The Grace That Saves One Man… and Kills Another
It was 2012, and my wife and I were on a date. Movie tickets in hand to see a film I had never even heard of. It was called Les Misérables.
As I settled into my seat expecting a normal movie.
Then the opening scene started… and they began to sing.
Not just a little. Not just a scene here or there.
The entire thing.
I remember looking over at my wife with those kind of eyes that had much judgement and annoyance and asked, “is this a musical?”
Are they really going to sing the whole time?
They were.
I’m still not sure how my wife pulled that off, but let’s just say I now watch every movie trailer before committing to buy a theater ticket. 😉
But the message of the film could not have been any clearer… and it moved me deeply that day.

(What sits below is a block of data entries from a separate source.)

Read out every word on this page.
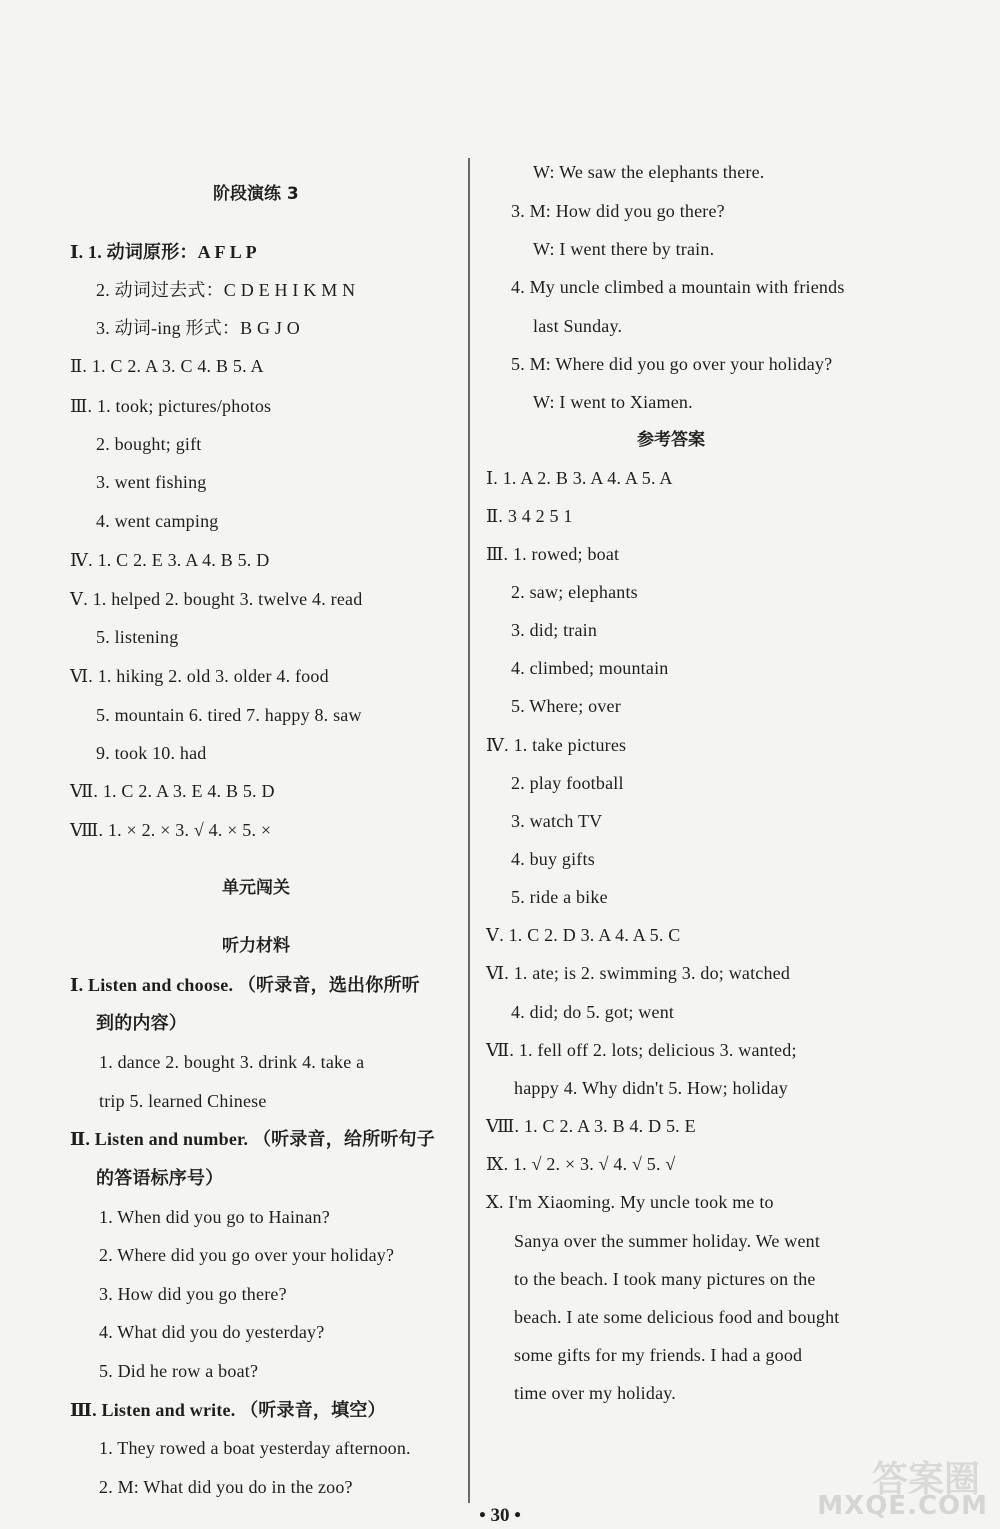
阶段演练 3
Ⅰ. 1. 动词原形：A F L P
2. 动词过去式：C D E H I K M N
3. 动词-ing 形式：B G J O
Ⅱ. 1. C 2. A 3. C 4. B 5. A
Ⅲ. 1. took; pictures/photos
2. bought; gift
3. went fishing
4. went camping
Ⅳ. 1. C 2. E 3. A 4. B 5. D
Ⅴ. 1. helped 2. bought 3. twelve 4. read
5. listening
Ⅵ. 1. hiking 2. old 3. older 4. food
5. mountain 6. tired 7. happy 8. saw
9. took 10. had
Ⅶ. 1. C 2. A 3. E 4. B 5. D
Ⅷ. 1. × 2. × 3. √ 4. × 5. ×
单元闯关
听力材料
Ⅰ. Listen and choose. （听录音，选出你所听
到的内容）
1. dance 2. bought 3. drink 4. take a
trip 5. learned Chinese
Ⅱ. Listen and number. （听录音，给所听句子
的答语标序号）
1. When did you go to Hainan?
2. Where did you go over your holiday?
3. How did you go there?
4. What did you do yesterday?
5. Did he row a boat?
Ⅲ. Listen and write. （听录音，填空）
1. They rowed a boat yesterday afternoon.
2. M: What did you do in the zoo?
W: We saw the elephants there.
3. M: How did you go there?
W: I went there by train.
4. My uncle climbed a mountain with friends
last Sunday.
5. M: Where did you go over your holiday?
W: I went to Xiamen.
参考答案
Ⅰ. 1. A 2. B 3. A 4. A 5. A
Ⅱ. 3 4 2 5 1
Ⅲ. 1. rowed; boat
2. saw; elephants
3. did; train
4. climbed; mountain
5. Where; over
Ⅳ. 1. take pictures
2. play football
3. watch TV
4. buy gifts
5. ride a bike
Ⅴ. 1. C 2. D 3. A 4. A 5. C
Ⅵ. 1. ate; is 2. swimming 3. do; watched
4. did; do 5. got; went
Ⅶ. 1. fell off 2. lots; delicious 3. wanted;
happy 4. Why didn't 5. How; holiday
Ⅷ. 1. C 2. A 3. B 4. D 5. E
Ⅸ. 1. √ 2. × 3. √ 4. √ 5. √
Ⅹ. I'm Xiaoming. My uncle took me to
Sanya over the summer holiday. We went
to the beach. I took many pictures on the
beach. I ate some delicious food and bought
some gifts for my friends. I had a good
time over my holiday.
• 30 •
答案圈
MXQE.COM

So fourteen years later, when I heard the Broadway adaptation was coming through Boise, I knew I had to get tickets for the family. Mary and I got to introduce our three big kids to Les Misérables. It honestly felt like a dream come true.

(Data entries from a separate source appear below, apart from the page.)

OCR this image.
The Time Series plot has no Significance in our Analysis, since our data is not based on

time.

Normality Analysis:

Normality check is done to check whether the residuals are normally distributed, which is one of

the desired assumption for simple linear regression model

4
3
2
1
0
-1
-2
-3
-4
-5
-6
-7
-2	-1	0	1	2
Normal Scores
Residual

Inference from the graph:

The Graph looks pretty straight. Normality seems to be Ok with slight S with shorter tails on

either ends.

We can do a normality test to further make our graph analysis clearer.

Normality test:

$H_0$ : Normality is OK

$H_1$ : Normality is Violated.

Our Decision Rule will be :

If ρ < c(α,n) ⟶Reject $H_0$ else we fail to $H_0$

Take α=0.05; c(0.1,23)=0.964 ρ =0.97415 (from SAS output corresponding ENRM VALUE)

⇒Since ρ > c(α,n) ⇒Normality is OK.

My hope was simple... That this incredible message would touch our kids’ hearts the same way it did mine. Because it really is that powerful.
Underneath the music, the story, and the emotion is one of the clearest pictures of grace I have ever seen.
A man steals bread to feed a starving child and spends nineteen years in prison for it.
That man is Jean Valjean.
When he is finally released, he is hardened, marked, and rejected by the culture. No one will take him in until a bishop does. Valjean then repays that kindness by stealing from him.
But instead of calling the police, the bishop does something unthinkable.
He gives him more.
“You forgot these,” he says, placing silver in Valjean’s hands.
No punishment.
No lecture.
No conditions.
Just grace.
And that moment changes everything.
Valjean becomes a new man. He spends the rest of his life pouring out the same mercy he received, loving the broken, raising a child who was not his, and even sparing the life of the man who hunted him.
Because grace does not just forgive you.
It transforms you.
But not everyone rejoices in it.
Javert, the man obsessed with justice, order, and earning, cannot reconcile what he sees. A criminal becoming righteous? Mercy overriding the law?
It does not fit into his system.
And instead of bending, he breaks.
Because grace will always expose something in us.
Not just our sin, but our pride.
It confronts the part of us that still believes we are better than others, that we have earned our standing, that we deserve what we have.
It reveals the older brother in Luke 15, the one who stayed, obeyed, did everything right, and yet resented the celebration when grace was given to someone undeserving.
This is the scandal.
That God would take the worst of sinners and call them His own.
“And while he was still a long way off, his father saw him and felt compassion…” Luke 15:20
Grace runs.
Grace embraces.
Grace restores.
But grace also offends.
Because it levels the ground.
The thief and the rule keeper stand in the same place, both in desperate need of mercy.
As Josh White often says, “A saint is nothing more than a sinner who has cried mercy.”
The question is not whether grace is available.
The question is, will you receive it like Valjean?
Or will it harden you like it did Javert?
Because the same grace that saves the sinner is the same grace the “righteous” must learn to receive.